Older people can be under-treated for pain because of misconceptions about ageing and pain.
Some older people are less likely to report pain as they think it is a natural part of ageing, they don’t want to be a nuisance to staff, or they worry that pain signals disease progression which could mean more medications with undesirable side effects, diagnostic tests and loss of independence2.
Common causes of pain in older people
Common causes of pain in older people include:
- arthritis (osteoarthritis and rheumatoid arthritis)
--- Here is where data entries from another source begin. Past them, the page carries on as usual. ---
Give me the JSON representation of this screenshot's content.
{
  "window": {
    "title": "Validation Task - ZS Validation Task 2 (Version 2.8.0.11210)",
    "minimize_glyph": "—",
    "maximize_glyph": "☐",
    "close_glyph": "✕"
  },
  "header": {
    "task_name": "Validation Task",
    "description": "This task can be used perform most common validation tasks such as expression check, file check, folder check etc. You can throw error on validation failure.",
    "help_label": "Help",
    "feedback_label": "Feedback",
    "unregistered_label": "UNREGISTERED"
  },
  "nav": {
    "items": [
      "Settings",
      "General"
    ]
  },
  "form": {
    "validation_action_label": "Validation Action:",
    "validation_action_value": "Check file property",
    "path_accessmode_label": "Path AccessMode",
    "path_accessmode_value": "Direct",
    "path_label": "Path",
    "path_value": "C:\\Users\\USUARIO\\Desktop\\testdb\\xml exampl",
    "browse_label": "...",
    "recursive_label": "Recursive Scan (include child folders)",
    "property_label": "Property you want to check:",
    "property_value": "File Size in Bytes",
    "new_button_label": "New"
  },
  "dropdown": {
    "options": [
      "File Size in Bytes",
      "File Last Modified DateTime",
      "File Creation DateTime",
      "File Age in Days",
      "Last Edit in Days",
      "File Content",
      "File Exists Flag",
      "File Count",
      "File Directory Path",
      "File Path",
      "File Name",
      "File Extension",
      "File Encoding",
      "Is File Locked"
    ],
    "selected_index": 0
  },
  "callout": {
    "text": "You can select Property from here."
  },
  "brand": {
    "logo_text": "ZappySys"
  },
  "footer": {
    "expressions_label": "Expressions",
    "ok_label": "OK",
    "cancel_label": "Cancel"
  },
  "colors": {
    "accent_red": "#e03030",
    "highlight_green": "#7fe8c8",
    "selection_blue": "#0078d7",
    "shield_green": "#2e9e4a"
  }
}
- fibromyalgia (a condition characterised by widespread pain and other symptoms)
- circulatory problems
- bowel disease
- urinary tract infections
- pressure injuries
- old injuries
Impacts of pain on older people
Pain can have a negative impact on an older person’s quality of life, contributing to:
- impaired mobility or immobility and associated muscle wastage
- depression and anxiety
- social isolation
- financial distress
- sleep disturbances
- reduced participation in everyday activities
- confusion and delirium
- delayed healing and recovery
- pulmonary complications
- increased mortality.
Persistent pain in older people can also have a negative impact on their:
- physical condition and muscle strength
- risk of falls
- cognitive function and mood
- ability to participate in rehabilitation activities.
1 Desbiens, N., et al., Pain in the oldest-old during hospitalization and up to one year later. Journal of American Geratrics Soceity, 1997. 45: p. 1167-1172.
2 Herr, K. and L. Garand, Assessment and measurement of pain in older adults. Clinics in geriatric medicine, 2001. 17(3).